Electrochemical-Based Biomemory Regulator Chip Composed of Recombinant Azurin-DNA/Nanoparticle Conjugate

In the present study, we proposed an electrochemical-based biomemory regulator that consists of recombinant azurin/DNA conjugate and input nanoparticles. To develop the biomemory regulator, a recombinant azurin was conjugated with ssDNA using a bifunctional linkers [1,4-phenylene diisothiocyanate (PDITC)] via native chemical ligation (NCL) method. A cysteine-modified blue-copper azurin, which has a redox property, was used as the source of the biomemory. As the input receptor, the ssDNA was hybridized complementary DNA (cDNA)-silver nanoparticle (SNP) conjugate and cDNA-quantum dot (QD) nanoparticle. The conjugate was confirmed via SDS-PAGE and TBE agarose gel electrophoresis. Then, the recombinant azurin-ssDNA (rAzu-DNA) conjugate was self-assembled onto a biomemory regulating chip using a self-assembly method.
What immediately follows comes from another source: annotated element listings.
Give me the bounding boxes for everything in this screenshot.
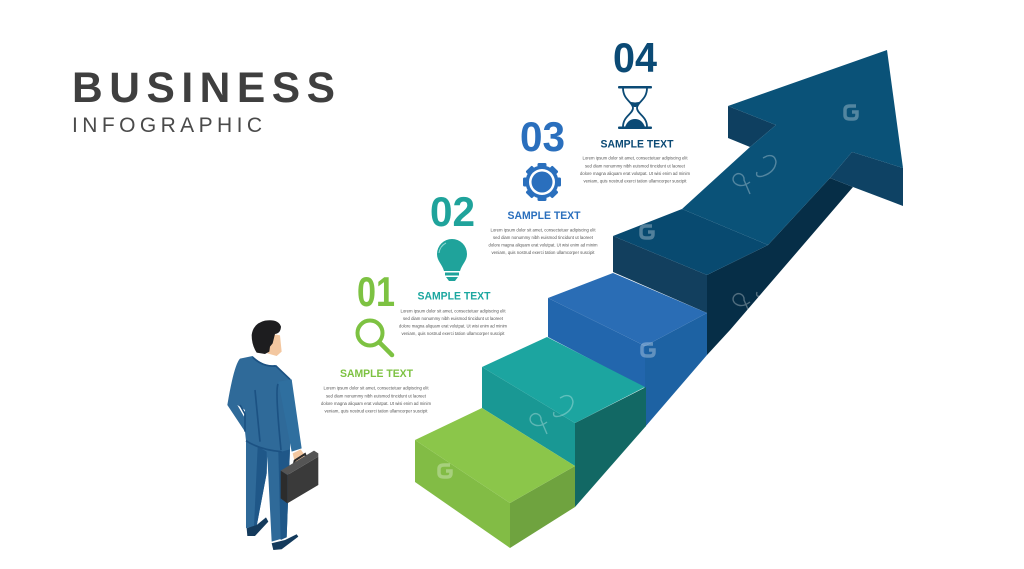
step 02 xyxy=(399,188,507,336)
heading 03: SAMPLE TEXT xyxy=(508,210,581,222)
businessman with briefcase xyxy=(227,320,318,550)
icon: gear xyxy=(523,163,561,201)
title: INFOGRAPHIC xyxy=(72,114,262,137)
arrow top surface xyxy=(682,50,903,245)
blue step xyxy=(548,273,707,427)
dark step top xyxy=(613,209,768,275)
title: BUSINESS xyxy=(72,65,335,112)
staircase arrow xyxy=(415,50,903,548)
number 04: 04 xyxy=(613,34,658,81)
text block 01: veniam, quis nostrud exerci tation ullamcorper suscipit xyxy=(324,408,428,413)
arrow head underside xyxy=(830,152,903,206)
text block 01: dolore magna aliquam erat volutpat. Ut wisi enim ad minim xyxy=(321,401,431,406)
hand xyxy=(293,449,305,463)
icon: hourglass xyxy=(618,86,652,129)
step 01 xyxy=(321,268,431,413)
text block 02: dolore magna aliquam erat volutpat. Ut wisi enim ad minim xyxy=(399,323,507,328)
text block 02: Lorem ipsum dolor sit amet, consectetuer adipiscing elit xyxy=(400,308,506,313)
heading 02: SAMPLE TEXT xyxy=(418,290,491,302)
text block 03: Lorem ipsum dolor sit amet, consectetuer adipiscing elit xyxy=(490,228,596,233)
dark step front face xyxy=(613,236,707,313)
text block 01 xyxy=(321,386,431,413)
step 03 xyxy=(488,113,598,255)
shoes xyxy=(247,517,298,550)
text block 03: sed diam nonummy nibh euismod tincidunt ut laoreet xyxy=(493,235,594,240)
teal step xyxy=(482,337,646,507)
text block 04: dolore magna aliquam erat volutpat. Ut wisi enim ad minim xyxy=(580,171,690,176)
text block 02 xyxy=(399,308,507,336)
text block 03: dolore magna aliquam erat volutpat. Ut wisi enim ad minim xyxy=(488,243,598,248)
arrow body right side xyxy=(707,178,853,355)
arrow notch side xyxy=(728,106,776,147)
icon: light bulb xyxy=(437,239,467,281)
watermarks xyxy=(439,106,857,477)
number 01: 01 xyxy=(357,268,395,315)
text block 01: sed diam nonummy nibh euismod tincidunt ut laoreet xyxy=(326,393,427,398)
heading 04: SAMPLE TEXT xyxy=(600,138,674,150)
hair xyxy=(252,320,281,354)
text block 04: sed diam nonummy nibh euismod tincidunt ut laoreet xyxy=(585,164,686,168)
text block 04: Lorem ipsum dolor sit amet, consectetuer adipiscing elit xyxy=(582,156,688,161)
number 03: 03 xyxy=(520,113,565,160)
text block 02: sed diam nonummy nibh euismod tincidunt ut laoreet xyxy=(403,316,504,321)
icon: magnifier xyxy=(358,320,392,355)
step 04 xyxy=(580,34,690,184)
text block 03 xyxy=(488,228,598,255)
legs xyxy=(246,438,290,542)
jacket xyxy=(227,356,302,452)
text block 01: Lorem ipsum dolor sit amet, consectetuer adipiscing elit xyxy=(324,386,429,390)
shirt collar xyxy=(253,353,277,365)
text block 04 xyxy=(580,156,690,184)
number 02: 02 xyxy=(430,188,475,235)
text block 03: veniam, quis nostrud exerci tation ullamcorper suscipit xyxy=(492,250,595,255)
text block 04: veniam, quis nostrud exerci tation ullamcorper suscipit xyxy=(584,179,687,184)
heading 01: SAMPLE TEXT xyxy=(340,368,413,380)
text block 02: veniam, quis nostrud exerci tation ullamcorper suscipit xyxy=(402,331,505,336)
skin: neck and ear xyxy=(267,334,282,356)
briefcase xyxy=(281,451,318,503)
title xyxy=(72,65,335,137)
green step xyxy=(415,408,575,548)
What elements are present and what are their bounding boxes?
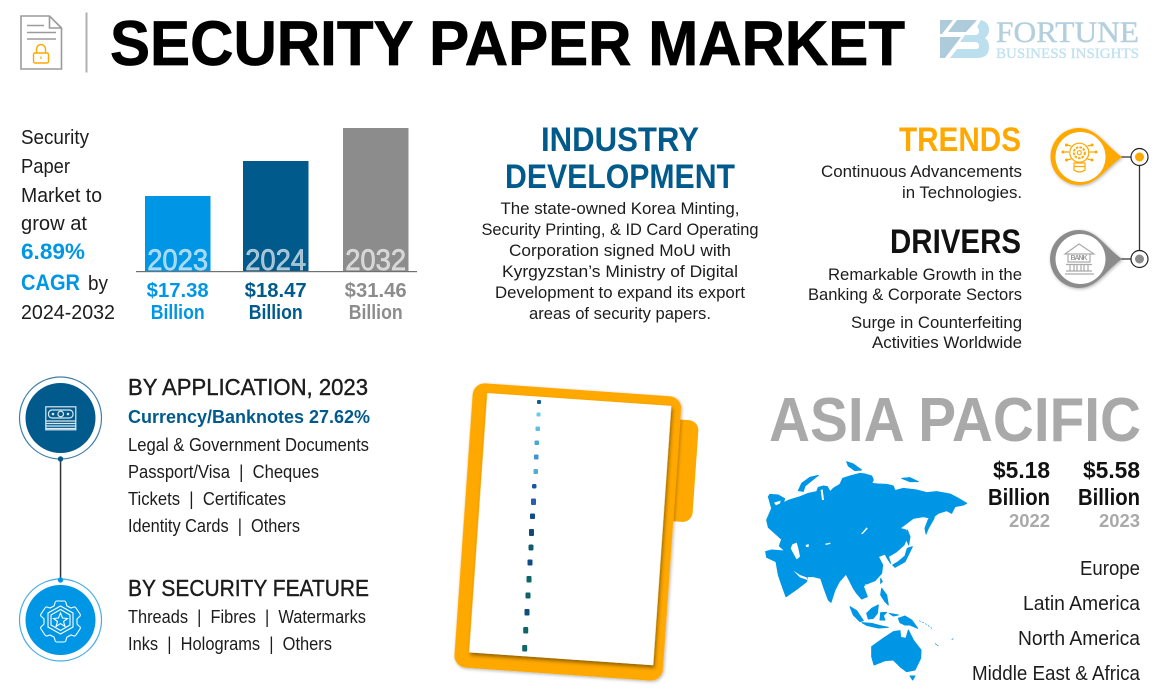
body text: Corporation signed MoU with	[509, 241, 731, 260]
list: other regions	[972, 558, 1141, 685]
bar 2032: Billion	[349, 302, 403, 324]
value: 2023: $5.58	[1083, 457, 1140, 483]
panel: trends: in Technologies.	[902, 183, 1022, 202]
body text	[482, 199, 758, 323]
bar 2032	[343, 128, 408, 324]
body text: Kyrgyzstan’s Ministry of Digital	[502, 262, 738, 281]
icon: security gear	[20, 577, 102, 661]
text: CAGR statement: by	[88, 273, 108, 295]
body text: Development to expand its export	[495, 283, 745, 302]
value: 2023: Billion	[1078, 484, 1140, 510]
icon: drivers bank	[1050, 230, 1148, 288]
bar 2032: $31.46	[345, 280, 407, 302]
title: SECURITY PAPER MARKET	[110, 9, 905, 79]
text: CAGR statement: Paper	[21, 156, 70, 178]
text: CAGR statement: 2024-2032	[21, 302, 115, 324]
map cutouts: inland seas	[774, 489, 869, 588]
panel: trends: TRENDS	[899, 121, 1021, 159]
connector: trends to drivers	[1116, 157, 1140, 259]
panel: by security feature: BY SECURITY FEATURE	[128, 575, 369, 601]
value: 2022	[988, 457, 1050, 531]
bar 2024: 2024	[245, 244, 306, 277]
bar 2023: 2023	[147, 244, 208, 277]
text: CAGR statement: 6.89%	[21, 239, 85, 264]
text: CAGR statement	[21, 127, 115, 324]
panel: drivers	[808, 223, 1022, 352]
heading: DEVELOPMENT	[505, 158, 735, 196]
panel: by application	[128, 374, 370, 536]
panel: drivers: Remarkable Growth in the	[828, 265, 1022, 284]
text: CAGR statement: grow at	[21, 213, 87, 235]
panel: industry development	[482, 121, 758, 323]
paper dots	[522, 400, 541, 652]
icon: trends light bulb	[1050, 128, 1148, 185]
panel: by application: Identity Cards | Others	[128, 516, 300, 536]
body text: areas of security papers.	[529, 304, 711, 323]
body text: Security Printing, & ID Card Operating	[482, 220, 758, 239]
list: other regions: Latin America	[1023, 593, 1141, 615]
value: 2023: 2023	[1099, 511, 1140, 531]
body text: The state-owned Korea Minting,	[500, 199, 740, 218]
heading	[505, 121, 735, 196]
list: other regions: Middle East & Africa	[972, 663, 1141, 685]
panel: by security feature: Threads | Fibres | Watermarks	[128, 607, 366, 627]
panel: drivers: Banking & Corporate Sectors	[808, 285, 1022, 304]
heading: INDUSTRY	[541, 121, 699, 159]
bar 2023: Billion	[151, 302, 205, 324]
panel: drivers: Surge in Counterfeiting	[851, 313, 1022, 332]
panel: drivers: Activities Worldwide	[872, 333, 1022, 352]
value: 2023	[1078, 457, 1140, 531]
logo: Fortune Business Insights: FORTUNE	[996, 16, 1139, 49]
icon: banknotes	[20, 377, 102, 462]
bar 2023: $17.38	[147, 280, 209, 302]
bar 2024: $18.47	[245, 280, 307, 302]
panel: by application: Currency/Banknotes 27.62%	[128, 407, 370, 427]
panel: trends: Continuous Advancements	[821, 162, 1022, 181]
panel: by application: BY APPLICATION, 2023	[128, 374, 368, 400]
panel: by application: Passport/Visa | Cheques	[128, 462, 319, 482]
list: other regions: Europe	[1080, 558, 1140, 580]
bar 2023	[145, 196, 210, 324]
text: CAGR statement: CAGR	[21, 270, 80, 295]
bar 2024: Billion	[249, 302, 303, 324]
text: CAGR statement: Security	[21, 127, 89, 149]
panel: by security feature: Inks | Holograms | Others	[128, 634, 332, 654]
logo: Fortune Business Insights: BUSINESS INSIGHTS	[996, 46, 1139, 62]
panel: by application: Tickets | Certificates	[128, 489, 286, 509]
icon: secured document	[21, 16, 62, 69]
value: 2022: Billion	[988, 484, 1050, 510]
bar 2024	[243, 161, 308, 324]
panel: trends	[821, 121, 1022, 202]
folder with paper	[454, 383, 701, 683]
map: Asia Pacific	[766, 462, 967, 680]
value: 2022: 2022	[1009, 511, 1050, 531]
list: other regions: North America	[1018, 628, 1141, 650]
bar chart: market size	[136, 128, 417, 324]
connector: left icons	[60, 460, 61, 580]
value: 2022: $5.18	[993, 457, 1050, 483]
logo: Fortune Business Insights	[940, 16, 1139, 62]
icon: drivers bank: BANK	[1070, 255, 1088, 262]
bar 2032: 2032	[345, 244, 406, 277]
panel: by security feature	[128, 575, 369, 654]
panel: by application: Legal & Government Documents	[128, 435, 369, 455]
panel: drivers: DRIVERS	[890, 223, 1021, 261]
text: CAGR statement: Market to	[21, 185, 102, 207]
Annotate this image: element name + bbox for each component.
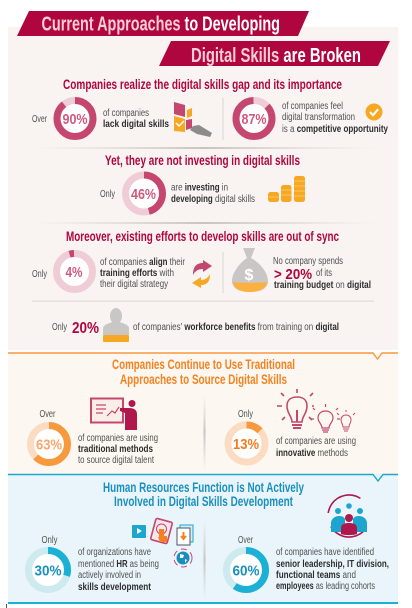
stat: 87 percent competitive opportunity <box>236 100 388 136</box>
stat: 13 percent innovative methods <box>228 409 356 462</box>
icon: light bulbs <box>277 389 355 432</box>
icon: money bag <box>232 248 268 292</box>
stat: 60 percent cohorts: functional teams and <box>276 570 356 581</box>
panel: traditional approaches <box>8 353 398 474</box>
stat: 63 percent traditional methods: traditional methods <box>78 444 153 455</box>
icon: orange check badge <box>366 104 382 120</box>
divider <box>32 147 377 149</box>
title banner: line one: Current Approaches to Developing <box>42 14 280 36</box>
stat: 90 percent lack digital skills: Over <box>32 114 47 125</box>
stat: no company spends over 20 percent: No company spends <box>273 256 343 267</box>
divider <box>204 520 206 600</box>
icon: tiles and hand <box>174 102 212 137</box>
stat: no company spends over 20 percent: of its <box>316 268 332 279</box>
stat: 63 percent traditional methods <box>30 409 158 466</box>
title banner: line two: Digital Skills are Broken <box>191 45 361 67</box>
stat: 20 percent workforce benefits: of companies' workforce benefits from training on digital <box>133 322 339 333</box>
stat: 46 percent investing <box>100 175 255 212</box>
stat: 63 percent traditional methods: of companies are using <box>78 433 158 444</box>
stat: 46 percent investing: are investing in <box>171 182 228 194</box>
icon: worker <box>103 308 129 342</box>
heading: traditional approaches: Companies Continue to Use Traditional <box>112 357 295 372</box>
stat: 90 percent lack digital skills: of companies <box>103 108 149 119</box>
icon: documents <box>177 525 193 545</box>
donut: 87%: 87% <box>242 111 266 128</box>
stat: 60 percent cohorts: employees as leading cohorts <box>276 581 375 592</box>
corner mark <box>6 604 7 608</box>
stat: 4 percent align: their digital strategy <box>100 279 168 290</box>
stat: 13 percent innovative methods: of companies are using <box>276 436 356 447</box>
divider <box>204 395 206 471</box>
donut: 46% <box>126 175 162 212</box>
icon: tablet with touch <box>150 518 173 544</box>
icon: video screen <box>132 525 146 538</box>
donut: 4%: 4% <box>66 264 82 281</box>
stat: 60 percent cohorts: Over <box>238 535 253 546</box>
divider <box>222 98 224 140</box>
stat: 30 percent HR involved: mentioned HR as being <box>78 559 159 570</box>
stat: 4 percent align: Only <box>32 269 47 280</box>
stat: 4 percent align: training efforts with <box>100 268 174 279</box>
icon: globe <box>174 549 192 567</box>
stat: 30 percent HR involved: Only <box>42 535 58 546</box>
donut: 30%: 30% <box>34 562 62 580</box>
icon: coin stacks <box>268 176 305 202</box>
donut: 63%: 63% <box>36 436 62 454</box>
stat: 87 percent competitive opportunity: is a competitive opportunity <box>282 124 388 135</box>
stat: 87 percent competitive opportunity: of companies feel <box>282 101 343 112</box>
icon: presenter at board <box>91 398 137 430</box>
stat: 87 percent competitive opportunity: digital transformation <box>282 112 355 123</box>
donut: 60% <box>226 550 266 590</box>
stat: 60 percent cohorts: of companies have identified <box>276 547 374 558</box>
stat: 60 percent cohorts <box>226 535 389 592</box>
panel: digital skills are broken <box>8 11 398 350</box>
stat: 13 percent innovative methods: innovative methods <box>276 448 348 459</box>
icon: team circle <box>320 487 378 545</box>
heading: traditional approaches: Approaches to Source Digital Skills <box>120 372 287 387</box>
heading: not investing: Yet, they are not investing in digital skills <box>105 153 300 168</box>
donut: 46%: 46% <box>131 186 156 203</box>
stat: no company spends over 20 percent <box>273 256 371 291</box>
stat: 30 percent HR involved <box>28 535 159 593</box>
stat: 20 percent workforce benefits: 20% <box>72 320 99 337</box>
icon: sync arrows <box>192 260 212 288</box>
stat: 30 percent HR involved: actively involved in <box>78 570 141 581</box>
icon: money bag: $ <box>245 267 254 284</box>
stat: 63 percent traditional methods: to source digital talent <box>78 455 154 466</box>
stat: 4 percent align: of companies align their <box>100 257 186 268</box>
stat: 90 percent lack digital skills: lack digital skills <box>103 119 169 130</box>
panel: human resources <box>8 474 398 604</box>
divider <box>32 222 377 224</box>
donut: 60%: 60% <box>232 562 260 580</box>
donut: 4% <box>56 254 92 290</box>
donut: 13%: 13% <box>233 436 259 453</box>
stat: 46 percent investing: Only <box>100 189 115 200</box>
stat: 30 percent HR involved: skills development <box>78 582 152 593</box>
heading: human resources <box>103 480 304 509</box>
divider <box>32 300 374 302</box>
donut: 87% <box>236 100 272 136</box>
stat: 30 percent HR involved: of organizations have <box>78 547 151 558</box>
stat: 46 percent investing: developing digital skills <box>171 194 255 205</box>
stat: 20 percent workforce benefits <box>52 320 339 337</box>
donut: 90%: 90% <box>62 111 88 128</box>
stat: 63 percent traditional methods: Over <box>40 409 56 420</box>
heading: traditional approaches <box>112 357 295 387</box>
divider <box>222 252 224 293</box>
stat: 13 percent innovative methods: Only <box>238 409 253 420</box>
stat: 4 percent align <box>32 254 186 290</box>
stat: 20 percent workforce benefits: Only <box>52 322 67 333</box>
stat: no company spends over 20 percent: > 20% <box>274 266 312 283</box>
heading: human resources: Involved in Digital Skills Development <box>114 494 293 509</box>
stat: no company spends over 20 percent: training budget on digital <box>274 280 371 291</box>
stat: 90 percent lack digital skills <box>32 100 169 136</box>
heading: human resources: Human Resources Function is Not Actively <box>103 480 304 495</box>
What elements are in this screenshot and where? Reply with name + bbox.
The immobilization of conjugate was investigated by atomic force microscopy (AFM). The proposed regulator was found to have two distinct functions: 'biomemory increment' and 'biomemory decrement', respectively. To perform these functions, the redox properties of rAzu-DNA/cDNA-SNP, rAzu-DNA/cDNA-QD conjugates were measured via cyclic voltammetry (CV) to obtain the original redox potentials. Based on obtained redox potential values, the biomemory increment and biomemory decrement functions could be operated in correspondence to commanding materials through a chronoamperometry (CA) and differential potential voltammetry (DPV) techniques. The proposed biomemory regulator can become a novel tool to develop environment-dependent information processing system applications.